Carro, estrada, cheiro de carro, calor, náusea, parar (vai, vai), vomitar. Por vezes dava para controlar. Mas tinha de olhar para frente, só para frente, como minha avó me ensinou: “Não desvie o olhar. Encare lá para frente e não vire o rosto. Só pare quando chegar”. E funciona até hoje. Quase sempre.

E o trânsito? O carro estático, minha mãe reclamando da marginal, podia ter voltado de ônibus, mas essa hora é perigoso, filha. Trem vai rápido. Mas não resolve, ele para a 2 quilômetros de casa. Tornei-me independente quando descobri a bicicleta para trajetos urbanos. Mas e para ir mais longe?

Por mais que adorasse viajar, estar em outros lugares, minha relação com carro sempre foi conflituosa. Era o mal necessário para chegar onde queria, na falta de transportes mais civilizados (e que não me enjoassem).

Isso até o dia da ponte João Dias.

Ele dirigia.

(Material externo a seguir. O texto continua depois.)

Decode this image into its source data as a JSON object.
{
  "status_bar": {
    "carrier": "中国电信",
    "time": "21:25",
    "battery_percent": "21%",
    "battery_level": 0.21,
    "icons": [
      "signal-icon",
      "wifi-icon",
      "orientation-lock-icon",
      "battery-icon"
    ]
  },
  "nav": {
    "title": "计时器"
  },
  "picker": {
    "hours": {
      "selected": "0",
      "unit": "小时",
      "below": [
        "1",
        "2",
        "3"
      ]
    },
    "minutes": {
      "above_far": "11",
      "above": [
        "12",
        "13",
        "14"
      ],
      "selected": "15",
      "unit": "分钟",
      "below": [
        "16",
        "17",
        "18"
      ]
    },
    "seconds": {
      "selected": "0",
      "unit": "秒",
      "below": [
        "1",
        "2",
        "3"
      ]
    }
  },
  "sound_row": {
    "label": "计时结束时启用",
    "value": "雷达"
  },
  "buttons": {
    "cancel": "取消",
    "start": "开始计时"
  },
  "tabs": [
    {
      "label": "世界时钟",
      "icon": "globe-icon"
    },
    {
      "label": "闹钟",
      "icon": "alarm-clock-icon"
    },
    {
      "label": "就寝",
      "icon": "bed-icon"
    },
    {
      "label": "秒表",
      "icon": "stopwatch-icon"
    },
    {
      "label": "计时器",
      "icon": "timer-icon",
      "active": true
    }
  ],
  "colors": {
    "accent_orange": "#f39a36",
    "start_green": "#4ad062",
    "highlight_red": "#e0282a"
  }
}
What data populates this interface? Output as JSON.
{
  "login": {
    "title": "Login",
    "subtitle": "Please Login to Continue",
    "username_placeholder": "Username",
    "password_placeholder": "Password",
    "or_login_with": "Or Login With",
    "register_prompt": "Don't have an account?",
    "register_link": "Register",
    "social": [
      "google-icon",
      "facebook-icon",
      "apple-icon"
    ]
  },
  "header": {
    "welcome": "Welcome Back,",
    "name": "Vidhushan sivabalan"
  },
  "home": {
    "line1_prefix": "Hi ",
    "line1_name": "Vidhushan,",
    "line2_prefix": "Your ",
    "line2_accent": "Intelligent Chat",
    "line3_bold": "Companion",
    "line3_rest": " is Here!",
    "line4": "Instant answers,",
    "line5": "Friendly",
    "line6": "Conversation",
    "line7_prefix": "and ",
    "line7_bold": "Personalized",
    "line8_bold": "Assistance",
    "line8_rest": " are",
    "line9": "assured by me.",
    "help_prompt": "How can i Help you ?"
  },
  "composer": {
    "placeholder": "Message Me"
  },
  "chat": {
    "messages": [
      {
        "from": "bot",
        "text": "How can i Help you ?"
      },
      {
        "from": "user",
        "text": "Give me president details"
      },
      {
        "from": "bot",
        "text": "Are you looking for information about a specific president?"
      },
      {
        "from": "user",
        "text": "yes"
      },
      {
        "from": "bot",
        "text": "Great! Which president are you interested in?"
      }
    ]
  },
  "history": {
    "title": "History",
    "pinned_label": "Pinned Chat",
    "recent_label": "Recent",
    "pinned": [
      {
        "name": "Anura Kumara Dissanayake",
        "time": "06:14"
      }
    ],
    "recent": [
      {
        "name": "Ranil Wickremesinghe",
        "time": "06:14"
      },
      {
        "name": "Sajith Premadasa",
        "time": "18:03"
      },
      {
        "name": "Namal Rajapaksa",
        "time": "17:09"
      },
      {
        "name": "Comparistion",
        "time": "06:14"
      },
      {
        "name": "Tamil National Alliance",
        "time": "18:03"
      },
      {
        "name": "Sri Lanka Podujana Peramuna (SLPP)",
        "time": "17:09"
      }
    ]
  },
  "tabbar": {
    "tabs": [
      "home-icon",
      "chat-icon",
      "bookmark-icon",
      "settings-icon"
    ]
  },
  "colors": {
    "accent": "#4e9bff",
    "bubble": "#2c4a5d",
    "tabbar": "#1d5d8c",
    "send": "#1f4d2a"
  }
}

E dirigia devagar. Como devagar sempre tocou a vida. Falava devagar, ria devagar, gostava devagar, desgostava mais devagar ainda. Eu estava ao lado, por vezes ouvia o que me dizia, mas basicamente curtia a viagem lenta por uma marginal excepcionalmente livre. Talvez por conta do momento incomum.

A ponte do Jaguaré, escuríssima. Na cidade universitária podia fazer o anel, chegar em algum lugar da Praça Panamericana, talvez um sanduíche, a fome crescia. Só pensei. Na Rebouças vertigem, mas não enjoo. As luzes vinham e passavam, traços de outros veículos – uma cor, um zumbido – mas nada ficava lá com a gente.

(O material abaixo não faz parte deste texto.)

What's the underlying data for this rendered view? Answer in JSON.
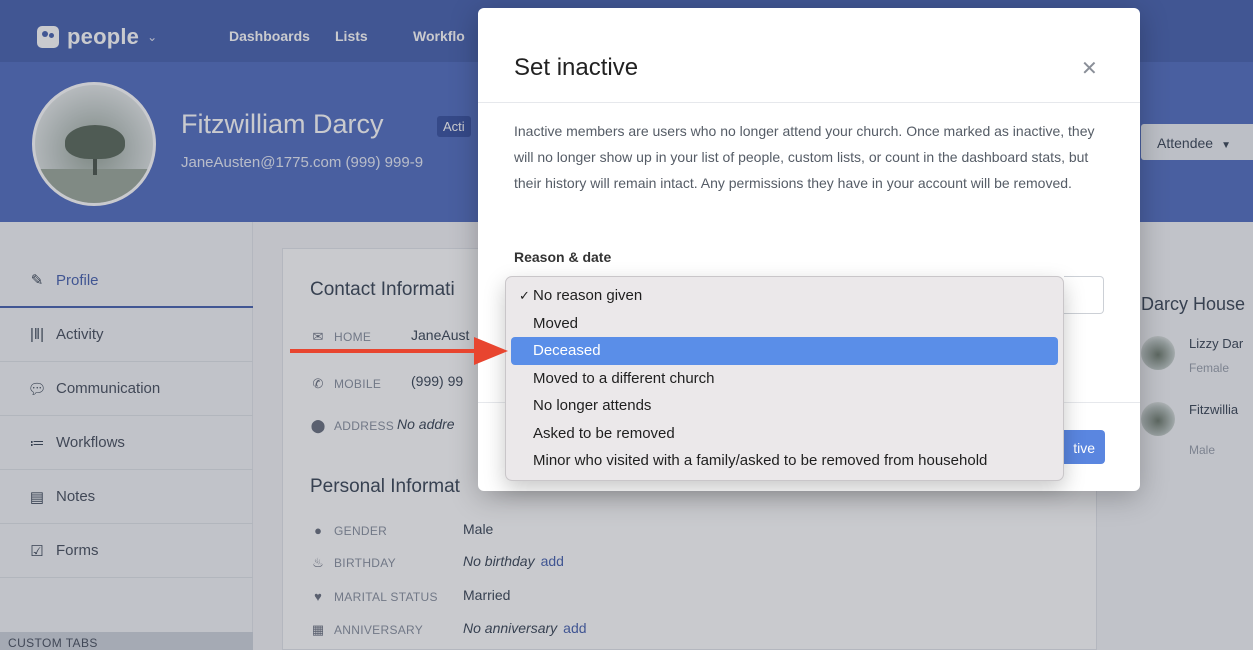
{
  "nav": {
    "brand": "people",
    "links": [
      "Dashboards",
      "Lists",
      "Workflo"
    ]
  },
  "profile": {
    "name": "Fitzwilliam Darcy",
    "status_badge": "Acti",
    "contact": "JaneAusten@1775.com   (999) 999-9",
    "role_dropdown": "Attendee"
  },
  "sidebar": {
    "items": [
      {
        "label": "Profile",
        "icon": "pencil-icon"
      },
      {
        "label": "Activity",
        "icon": "activity-bars-icon"
      },
      {
        "label": "Communication",
        "icon": "chat-bubble-icon"
      },
      {
        "label": "Workflows",
        "icon": "workflows-icon"
      },
      {
        "label": "Notes",
        "icon": "note-icon"
      },
      {
        "label": "Forms",
        "icon": "form-icon"
      }
    ],
    "custom_tabs": "CUSTOM TABS"
  },
  "contact_info": {
    "title": "Contact Informati",
    "rows": [
      {
        "label": "HOME",
        "value": "JaneAust",
        "icon": "envelope-icon"
      },
      {
        "label": "MOBILE",
        "value": "(999) 99",
        "icon": "phone-icon"
      },
      {
        "label": "ADDRESS",
        "value": "No addre",
        "icon": "location-pin-icon"
      }
    ]
  },
  "personal_info": {
    "title": "Personal Informat",
    "rows": [
      {
        "label": "GENDER",
        "value": "Male",
        "icon": "person-icon",
        "add": ""
      },
      {
        "label": "BIRTHDAY",
        "value": "No birthday",
        "icon": "cake-icon",
        "add": "add"
      },
      {
        "label": "MARITAL STATUS",
        "value": "Married",
        "icon": "heart-icon",
        "add": ""
      },
      {
        "label": "ANNIVERSARY",
        "value": "No anniversary",
        "icon": "calendar-icon",
        "add": "add"
      }
    ]
  },
  "household": {
    "title": "Darcy House",
    "members": [
      {
        "name": "Lizzy Dar",
        "gender": "Female"
      },
      {
        "name": "Fitzwillia",
        "gender": "Male"
      }
    ]
  },
  "modal": {
    "title": "Set inactive",
    "description": "Inactive members are users who no longer attend your church. Once marked as inactive, they will no longer show up in your list of people, custom lists, or count in the dashboard stats, but their history will remain intact. Any permissions they have in your account will be removed.",
    "reason_label": "Reason & date",
    "submit_partial": "tive"
  },
  "dropdown": {
    "checked_index": 0,
    "highlighted_index": 2,
    "options": [
      "No reason given",
      "Moved",
      "Deceased",
      "Moved to a different church",
      "No longer attends",
      "Asked to be removed",
      "Minor who visited with a family/asked to be removed from household"
    ]
  },
  "colors": {
    "nav_bg": "#4a64b0",
    "header_bg": "#5470c2",
    "highlight": "#5a8ee8",
    "annotation_arrow": "#e8452f"
  }
}
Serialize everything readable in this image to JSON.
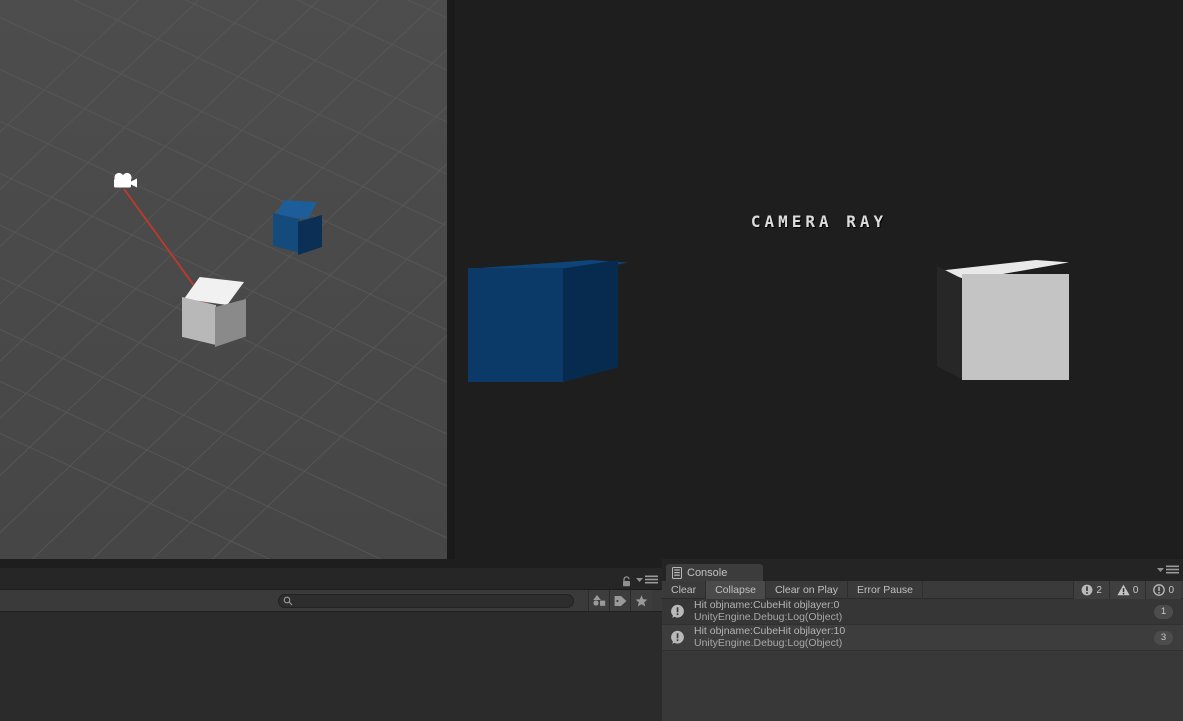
{
  "scene": {
    "name": "scene-view",
    "background_color": "#4a4a4a",
    "grid_color": "#5c5c5c",
    "gizmos": {
      "camera_gizmo": "camera-gizmo-icon",
      "ray_color": "#c0392b",
      "ray_label": "camera raycast line"
    },
    "objects": [
      {
        "name": "Cube",
        "color": "#15487a",
        "type": "cube"
      },
      {
        "name": "CubeHit",
        "color": "#d9d9d9",
        "type": "cube"
      }
    ]
  },
  "game": {
    "name": "game-view",
    "background_color": "#1e1e1e",
    "overlay_title": "CAMERA  RAY",
    "objects": [
      {
        "name": "Cube",
        "color": "#0b3a69"
      },
      {
        "name": "CubeHit",
        "color": "#c4c4c4"
      }
    ]
  },
  "left_panel": {
    "search": {
      "value": "",
      "placeholder": ""
    },
    "lock_icon": "lock-icon",
    "menu_icon": "hamburger-menu-icon",
    "filters": [
      {
        "icon": "shapes-filter-icon",
        "label": "Filter by Type"
      },
      {
        "icon": "tag-filter-icon",
        "label": "Filter by Label"
      },
      {
        "icon": "star-favorite-icon",
        "label": "Favorites"
      }
    ]
  },
  "console": {
    "tab_label": "Console",
    "tab_icon": "console-list-icon",
    "menu_icon": "hamburger-menu-icon",
    "toolbar": {
      "clear_label": "Clear",
      "collapse_label": "Collapse",
      "clear_on_play_label": "Clear on Play",
      "error_pause_label": "Error Pause",
      "active_button": "Collapse"
    },
    "counters": [
      {
        "icon": "error-icon",
        "value": "2"
      },
      {
        "icon": "warning-icon",
        "value": "0"
      },
      {
        "icon": "info-icon",
        "value": "0"
      }
    ],
    "logs": [
      {
        "icon": "log-info-icon",
        "line1": "Hit objname:CubeHit objlayer:0",
        "line2": "UnityEngine.Debug:Log(Object)",
        "count": "1"
      },
      {
        "icon": "log-info-icon",
        "line1": "Hit objname:CubeHit objlayer:10",
        "line2": "UnityEngine.Debug:Log(Object)",
        "count": "3"
      }
    ]
  }
}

Cidade Jardim? Como cheguei aqui? Você me contava de um filme que viu. Ou era livro? Sonho? Sonho sim. Eu entrava no sonho e já não sabia se estava no seu sonho ou na avenida. Avançamos. Ali sairíamos para Bandeirantes, com sua discreta mas indisfarçável inclinação rumo a outros lugares. Não. Você seguiu. Qual minha avó, sem virar. Exceto que seus olhos, de soslaio, procuravam-me. “Cuidado para não enjoar”, quase alertei. Mas não. Ele que sabe de si, quem sabe é homem que não se abala?

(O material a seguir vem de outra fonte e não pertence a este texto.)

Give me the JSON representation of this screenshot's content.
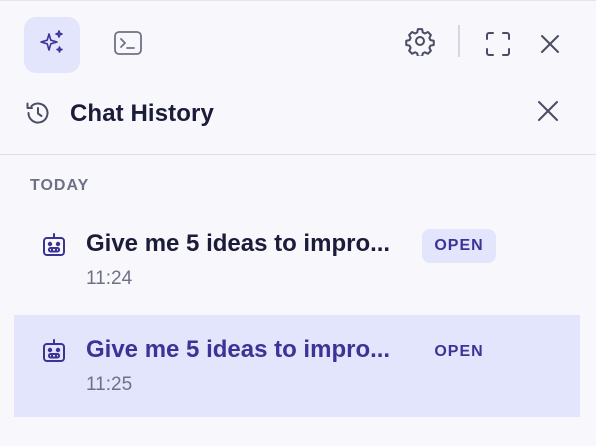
{
  "toolbar": {
    "modes": [
      {
        "icon": "sparkles-icon",
        "active": true
      },
      {
        "icon": "terminal-icon",
        "active": false
      }
    ],
    "icons": [
      "gear-icon",
      "fullscreen-icon",
      "close-icon"
    ]
  },
  "header": {
    "title": "Chat History",
    "icon": "history-icon",
    "close_icon": "close-icon"
  },
  "history": {
    "section_label": "TODAY",
    "items": [
      {
        "title": "Give me 5 ideas to impro...",
        "time": "11:24",
        "badge": "OPEN",
        "active": false
      },
      {
        "title": "Give me 5 ideas to impro...",
        "time": "11:25",
        "badge": "OPEN",
        "active": true
      }
    ]
  },
  "colors": {
    "accent": "#3B3496",
    "accent_bg": "#E2E5FB",
    "text": "#1B1B3A",
    "muted": "#6E7186",
    "background": "#F8F8FC"
  }
}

Ponte do Morumbi leva à minha irmã, ia comentar. Mas a boca só murmurou o calor de agosto. Até onde iríamos? Tem combustível para tanto? Será que não faríamos falta, será que pendurei a roupa da máquina, será que as frutas vão estragar? Fechei os olhos e frutas, roupas e falta desapareceram. E daqui para frente pouco lembro. Lembro sim, mas não há palavras, porque palavras não chegam. Em uma São Paulo tão barulhenta são poucos e inconfundíveis seus silêncios. Precisamos deles. Por isso, peço, imploro. Por favor, Prefeito, mude o nome dela. Não é João Dias. É ponte do Silêncio.